Sustainability in specialty chemical supply becomes more important every year. We build solvent recovery into all plant expansions, reusing over 70% of the process solvents, cutting resource use and waste costs for the company and the wider environment. Newer oxidation quenching systems at the end of each batch run reduce fugitive emissions. Clients have commented that by specifying our lot-specific sustainability documentation, they gain a clear edge in their own audits and downstream certifications. We see ourselves not only as chemical manufacturers but as partners navigating a changing regulatory world.
Our plant faces periodic price swings on precursor phenols and chlorine, often triggered by swings in crude oil or new regulations on chlorinated aromatic transport. We’ve weathered these swings by securing several diversified supply contracts and working out local recycling agreements, insulating both our output and our customers from abrupt changes. The trust developed over decades dealing directly with our partners means orders get priority even in tight markets.
Over the years, plant managers and lab scientists have shared a common gripe—the gap between spec sheet numbers and real-world product behavior. More than one advanced materials maker relayed stories of non-dissolving lumps or excessive foam poisoning an entire reaction, only to learn that upstream traders had mixed batches, added anti-caking agents, or reprocessed rejected inventory. Our team meets customer engineers on site, brings samples straight from our line, and reviews technical mismatches in person.

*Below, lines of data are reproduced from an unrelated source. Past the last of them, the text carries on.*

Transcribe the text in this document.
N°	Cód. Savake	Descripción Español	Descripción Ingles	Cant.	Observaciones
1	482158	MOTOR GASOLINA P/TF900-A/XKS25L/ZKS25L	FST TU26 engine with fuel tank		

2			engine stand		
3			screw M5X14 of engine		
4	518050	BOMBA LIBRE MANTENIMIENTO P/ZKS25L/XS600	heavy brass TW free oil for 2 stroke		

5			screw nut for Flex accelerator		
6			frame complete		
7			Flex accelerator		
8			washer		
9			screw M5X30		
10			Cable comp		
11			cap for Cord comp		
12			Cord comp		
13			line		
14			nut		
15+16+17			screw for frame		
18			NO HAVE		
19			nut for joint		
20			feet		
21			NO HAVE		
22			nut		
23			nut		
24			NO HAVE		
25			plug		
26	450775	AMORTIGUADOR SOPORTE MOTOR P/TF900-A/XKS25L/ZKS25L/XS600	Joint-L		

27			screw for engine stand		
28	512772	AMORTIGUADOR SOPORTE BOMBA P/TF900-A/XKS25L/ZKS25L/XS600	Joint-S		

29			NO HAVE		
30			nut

In one instance, a well-known company saw their dye bath reject rates drop by more than a third after switching exclusively to our 4-Chloro-2-Aminophenol, thanks to elimination of inconsistent particle sizes and off-color batches. Instead of relying purely on routine lab tests, they began comparing full in-use panels, tracking dye performance, and mapping which lots came from which producers. The result: fewer recalls, repeatable color performance, and a line of communication back to us whenever anomalies came up.

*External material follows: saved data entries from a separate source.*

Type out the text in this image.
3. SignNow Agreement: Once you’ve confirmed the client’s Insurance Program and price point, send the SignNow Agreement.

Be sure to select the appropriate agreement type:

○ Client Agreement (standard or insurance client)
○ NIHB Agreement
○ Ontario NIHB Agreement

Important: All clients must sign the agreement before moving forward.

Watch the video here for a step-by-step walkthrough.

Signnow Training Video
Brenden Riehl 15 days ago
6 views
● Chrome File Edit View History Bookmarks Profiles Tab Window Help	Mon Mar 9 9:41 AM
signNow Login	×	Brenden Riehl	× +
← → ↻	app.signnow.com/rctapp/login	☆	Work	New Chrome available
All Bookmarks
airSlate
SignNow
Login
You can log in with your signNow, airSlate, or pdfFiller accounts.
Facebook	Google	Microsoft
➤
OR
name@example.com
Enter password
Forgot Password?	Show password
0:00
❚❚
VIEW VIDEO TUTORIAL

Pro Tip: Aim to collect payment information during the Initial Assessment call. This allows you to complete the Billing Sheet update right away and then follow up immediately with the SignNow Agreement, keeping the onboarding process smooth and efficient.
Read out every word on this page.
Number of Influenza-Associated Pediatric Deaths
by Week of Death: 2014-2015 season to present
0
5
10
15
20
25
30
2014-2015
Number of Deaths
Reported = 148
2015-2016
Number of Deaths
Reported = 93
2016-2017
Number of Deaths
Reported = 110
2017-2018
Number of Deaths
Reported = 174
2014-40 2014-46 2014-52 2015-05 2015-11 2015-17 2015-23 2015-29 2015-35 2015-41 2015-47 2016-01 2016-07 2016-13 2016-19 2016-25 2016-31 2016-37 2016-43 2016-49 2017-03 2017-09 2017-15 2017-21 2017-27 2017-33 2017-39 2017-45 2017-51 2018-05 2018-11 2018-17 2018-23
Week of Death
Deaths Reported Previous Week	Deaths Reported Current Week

Our direct involvement doesn’t end after a sale. Several research partners working on novel sulfonated dyes reached out to us for material with lower trace sulfate levels. By tweaking our process and setting stricter cut-off points for intermediate purification, we supplied ultra-low sulfate batches that met new research demands—something no generically sourced trader material could match. In this way, innovation on their end prompts new standards and learning on ours.
Supplying 4-Chloro-2-Aminophenol means more than filling orders. It requires attention to the details that impact every drum and every kilogram that leaves our plant. We shape our product through not only chemical expertise and technical care but also regular, plainspoken discussions with the people who work with the compound every day. Each specification, whether for process purity, packaging, or regulatory traceability, grows from first-hand experience and mutual effort. This partnership ensures our clients get not just a chemical compound but a continuity of performance, streamlined logistics, and confidence in every shipment.
The lessons we gather from each batch and each customer return help us sharpen our approach, improving not simply a spec on paper but saving costs, preventing downtime, and helping forward-looking companies adapt to new chemical challenges. We continue to deepen our investment in process control, technical support, and open dialogue. All this forms the foundation that keeps 4-Chloro-2-Aminophenol from our facility sharply distinct—chemically, technically, and in real-world results—from products blended or batch-marked by third-party channels.